My husband, mom and I went to her house yesterday. In the aftermath of my dad’s suicide, the trigger of being in the house with dad everywhere, every single time I step foot in that home, I fall apart. Some days I can’t do it. I have to wait outside in the car while mom grabs something.
Yesterday was exceptionally hard. My dad took his life in their backyard. I have not spent much time out there. We needed to weed and take care of the lawn. I needed to weed around that area and threw up while convulsing with tears. The violent ending is too much to process. The only peace I have is he died in the place he built, groomed, loved, and spent most of his time in if he wasn’t in the workshop, tinkering.
Dad made an oasis in their backyard complete with a wooden trellis archway leading you to a wooden handmade gazebo, bench seating and a fire pit for winters days. The backyard was built to be a sanctuary for birds, lush gardens, organized compost containers for their huge vegetable and fruit garden. He made a stiff Styrofoam board that was attached to the back fence, for all eight of his granchilden to practice archery. He spent most if his days in this, heaven he created here on earth.
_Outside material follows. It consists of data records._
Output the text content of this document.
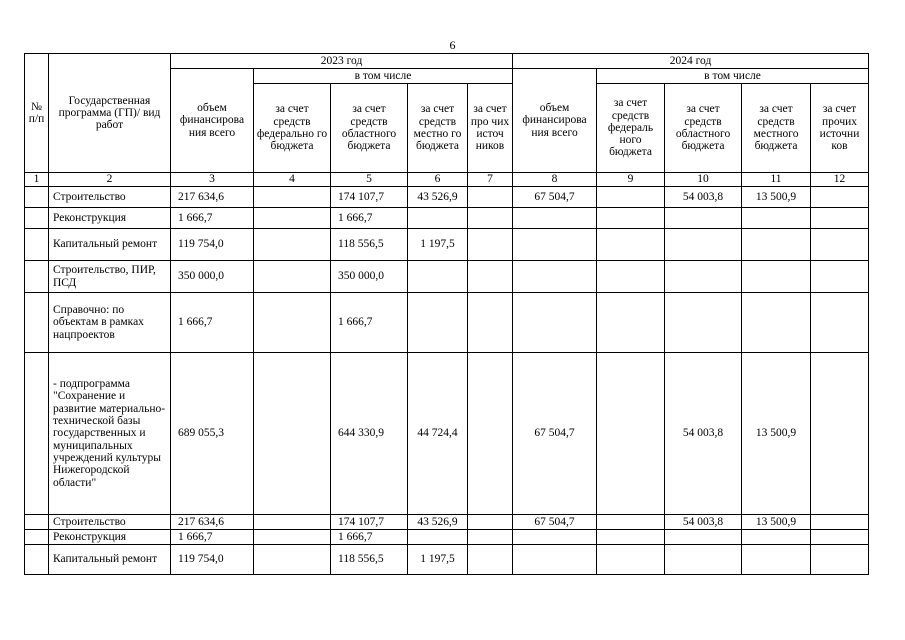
6
№ п/п	Государственная программа (ГП)/ вид работ	2023 год					2024 год				
		объем финансирова ния всего	в том числе				объем финансирова ния всего	в том числе			
			за счет средств федерально го бюджета	за счет средств областного бюджета	за счет средств местно го бюджета	за счет про чих источ ников		за счет средств федераль ного бюджета	за счет средств областного бюджета	за счет средств местного бюджета	за счет прочих источни ков
1	2	3	4	5	6	7	8	9	10	11	12
	Строительство	217 634,6		174 107,7	43 526,9		67 504,7		54 003,8	13 500,9	
	Реконструкция	1 666,7		1 666,7							
	Капитальный ремонт	119 754,0		118 556,5	1 197,5						
	Строительство, ПИР, ПСД	350 000,0		350 000,0							
	Справочно: по объектам в рамках нацпроектов	1 666,7		1 666,7							
	- подпрограмма "Сохранение и развитие материально-технической базы государственных и муниципальных учреждений культуры Нижегородской области"	689 055,3		644 330,9	44 724,4		67 504,7		54 003,8	13 500,9	
	Строительство	217 634,6		174 107,7	43 526,9		67 504,7		54 003,8	13 500,9	
	Реконструкция	1 666,7		1 666,7							
	Капитальный ремонт	119 754,0		118 556,5	1 197,5						
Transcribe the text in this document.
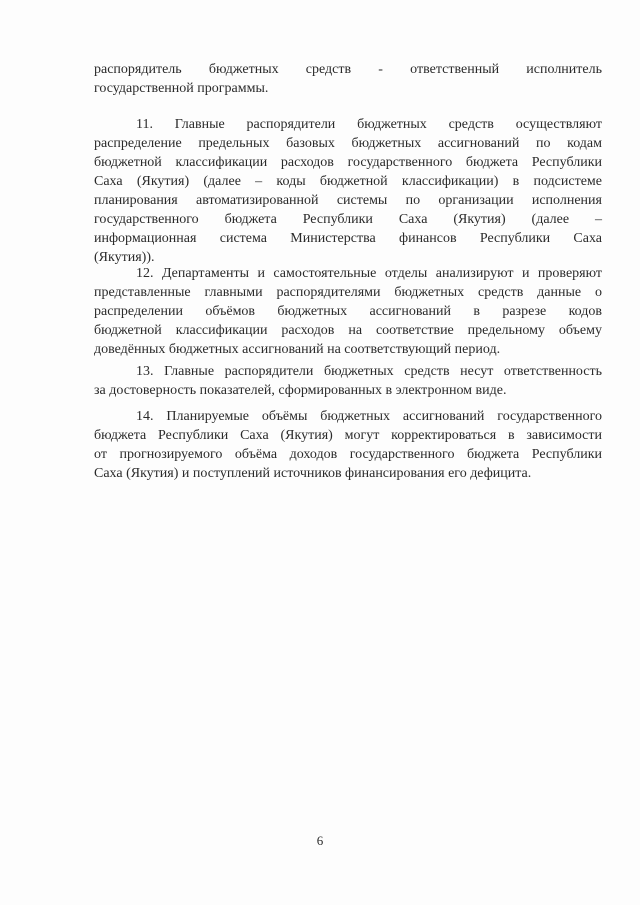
распорядитель бюджетных средств - ответственный исполнитель
государственной программы.
11. Главные распорядители бюджетных средств осуществляют
распределение предельных базовых бюджетных ассигнований по кодам
бюджетной классификации расходов государственного бюджета Республики
Саха (Якутия) (далее – коды бюджетной классификации) в подсистеме
планирования автоматизированной системы по организации исполнения
государственного бюджета Республики Саха (Якутия) (далее –
информационная система Министерства финансов Республики Саха
(Якутия)).
12. Департаменты и самостоятельные отделы анализируют и проверяют
представленные главными распорядителями бюджетных средств данные о
распределении объёмов бюджетных ассигнований в разрезе кодов
бюджетной классификации расходов на соответствие предельному объему
доведённых бюджетных ассигнований на соответствующий период.
13. Главные распорядители бюджетных средств несут ответственность
за достоверность показателей, сформированных в электронном виде.
14. Планируемые объёмы бюджетных ассигнований государственного
бюджета Республики Саха (Якутия) могут корректироваться в зависимости
от прогнозируемого объёма доходов государственного бюджета Республики
Саха (Якутия) и поступлений источников финансирования его дефицита.
6
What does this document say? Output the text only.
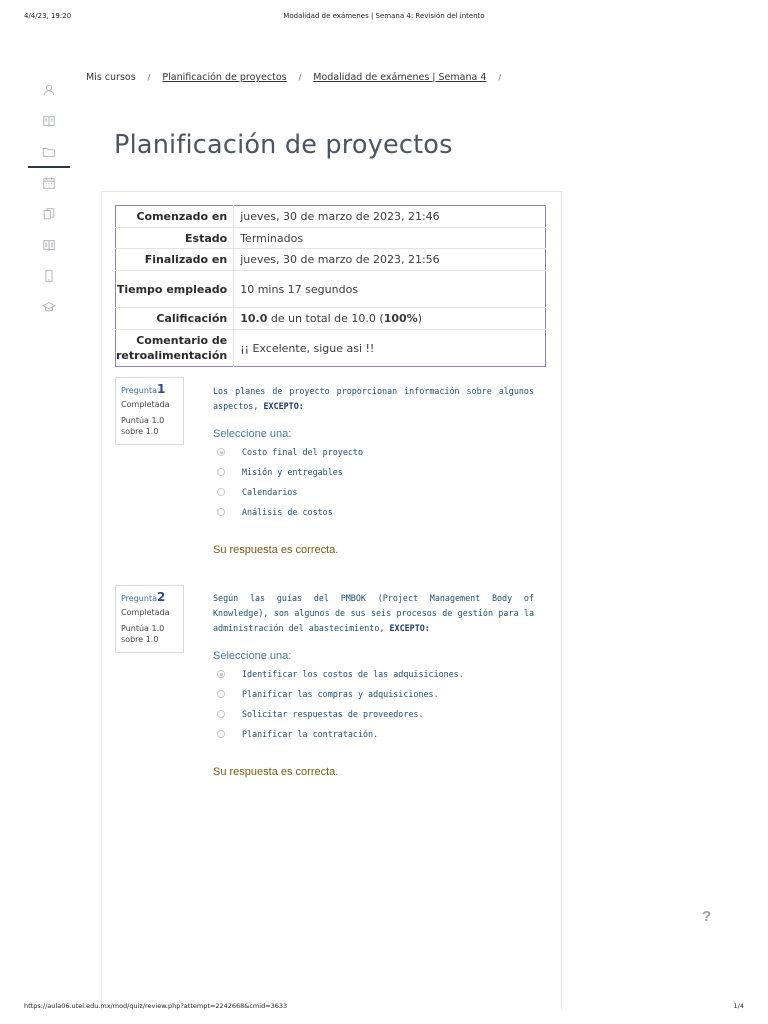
4/4/23, 19:20	Modalidad de exámenes | Semana 4: Revisión del intento
Mis cursos / Planificación de proyectos / Modalidad de exámenes | Semana 4 /
Planificación de proyectos
Comenzado en	jueves, 30 de marzo de 2023, 21:46
Estado	Terminados
Finalizado en	jueves, 30 de marzo de 2023, 21:56
Tiempo empleado	10 mins 17 segundos
Calificación	10.0 de un total de 10.0 (100%)
Comentario de retroalimentación	¡¡ Excelente, sigue asi !!
Pregunta1
Completada
Puntúa 1.0 sobre 1.0

Los planes de proyecto proporcionan información sobre algunos aspectos, EXCEPTO:

Seleccione una:
Costo final del proyecto
Misión y entregables
Calendarios
Análisis de costos
Su respuesta es correcta.
Pregunta2
Completada
Puntúa 1.0 sobre 1.0

Según las guías del PMBOK (Project Management Body of Knowledge), son algunos de sus seis procesos de gestión para la administración del abastecimiento, EXCEPTO:

Seleccione una:
Identificar los costos de las adquisiciones.
Planificar las compras y adquisiciones.
Solicitar respuestas de proveedores.
Planificar la contratación.
Su respuesta es correcta.
?
https://aula06.utel.edu.mx/mod/quiz/review.php?attempt=2242668&cmid=3633	1/4
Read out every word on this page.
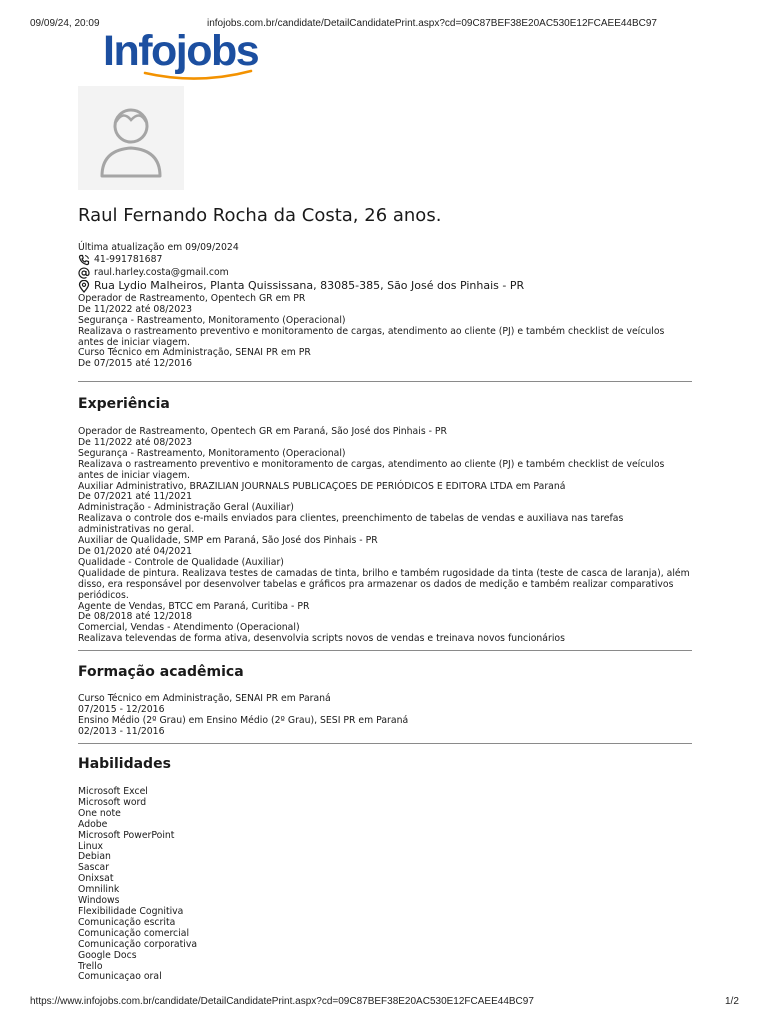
09/09/24, 20:09	infojobs.com.br/candidate/DetailCandidatePrint.aspx?cd=09C87BEF38E20AC530E12FCAEE44BC97
Infojobs
Raul Fernando Rocha da Costa, 26 anos.
Última atualização em 09/09/2024
41-991781687
raul.harley.costa@gmail.com
Rua Lydio Malheiros, Planta Quississana, 83085-385, São José dos Pinhais - PR
Operador de Rastreamento, Opentech GR em PR
De 11/2022 até 08/2023
Segurança - Rastreamento, Monitoramento (Operacional)
Realizava o rastreamento preventivo e monitoramento de cargas, atendimento ao cliente (PJ) e também checklist de veículos antes de iniciar viagem.
Curso Técnico em Administração, SENAI PR em PR
De 07/2015 até 12/2016
Experiência
Operador de Rastreamento, Opentech GR em Paraná, São José dos Pinhais - PR
De 11/2022 até 08/2023
Segurança - Rastreamento, Monitoramento (Operacional)
Realizava o rastreamento preventivo e monitoramento de cargas, atendimento ao cliente (PJ) e também checklist de veículos antes de iniciar viagem.
Auxiliar Administrativo, BRAZILIAN JOURNALS PUBLICAÇOES DE PERIÓDICOS E EDITORA LTDA em Paraná
De 07/2021 até 11/2021
Administração - Administração Geral (Auxiliar)
Realizava o controle dos e-mails enviados para clientes, preenchimento de tabelas de vendas e auxiliava nas tarefas administrativas no geral.
Auxiliar de Qualidade, SMP em Paraná, São José dos Pinhais - PR
De 01/2020 até 04/2021
Qualidade - Controle de Qualidade (Auxiliar)
Qualidade de pintura. Realizava testes de camadas de tinta, brilho e também rugosidade da tinta (teste de casca de laranja), além disso, era responsável por desenvolver tabelas e gráficos pra armazenar os dados de medição e também realizar comparativos periódicos.
Agente de Vendas, BTCC em Paraná, Curitiba - PR
De 08/2018 até 12/2018
Comercial, Vendas - Atendimento (Operacional)
Realizava televendas de forma ativa, desenvolvia scripts novos de vendas e treinava novos funcionários
Formação acadêmica
Curso Técnico em Administração, SENAI PR em Paraná
07/2015 - 12/2016
Ensino Médio (2º Grau) em Ensino Médio (2º Grau), SESI PR em Paraná
02/2013 - 11/2016
Habilidades
Microsoft Excel
Microsoft word
One note
Adobe
Microsoft PowerPoint
Linux
Debian
Sascar
Onixsat
Omnilink
Windows
Flexibilidade Cognitiva
Comunicação escrita
Comunicação comercial
Comunicação corporativa
Google Docs
Trello
Comunicaçao oral
https://www.infojobs.com.br/candidate/DetailCandidatePrint.aspx?cd=09C87BEF38E20AC530E12FCAEE44BC97	1/2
I was gathering all mom’s things to take to car, when my eyes caught sight of my dad’s black, enormous, tabbed and personally enscribed with ‘pappa’ in gold letters ,bible I had given to him last Fathers Day sitting on his side table next to his leather chair. I felt like a sprinkler turned on full volume, sobbing.
My mom said, ” I was going to give that to you.” When she saw me holding it to my chest. I told her, ” I had forgotten about it. ” she answered, ” I didn’t, he read that every day and it was special to him, I was waiting, but you found it, take it.” Dad had found his faith and devoured everything he could read about it.
As this process continues I see my father’s strength in me rise to be mom’s caretaker. I am my father’s daughter.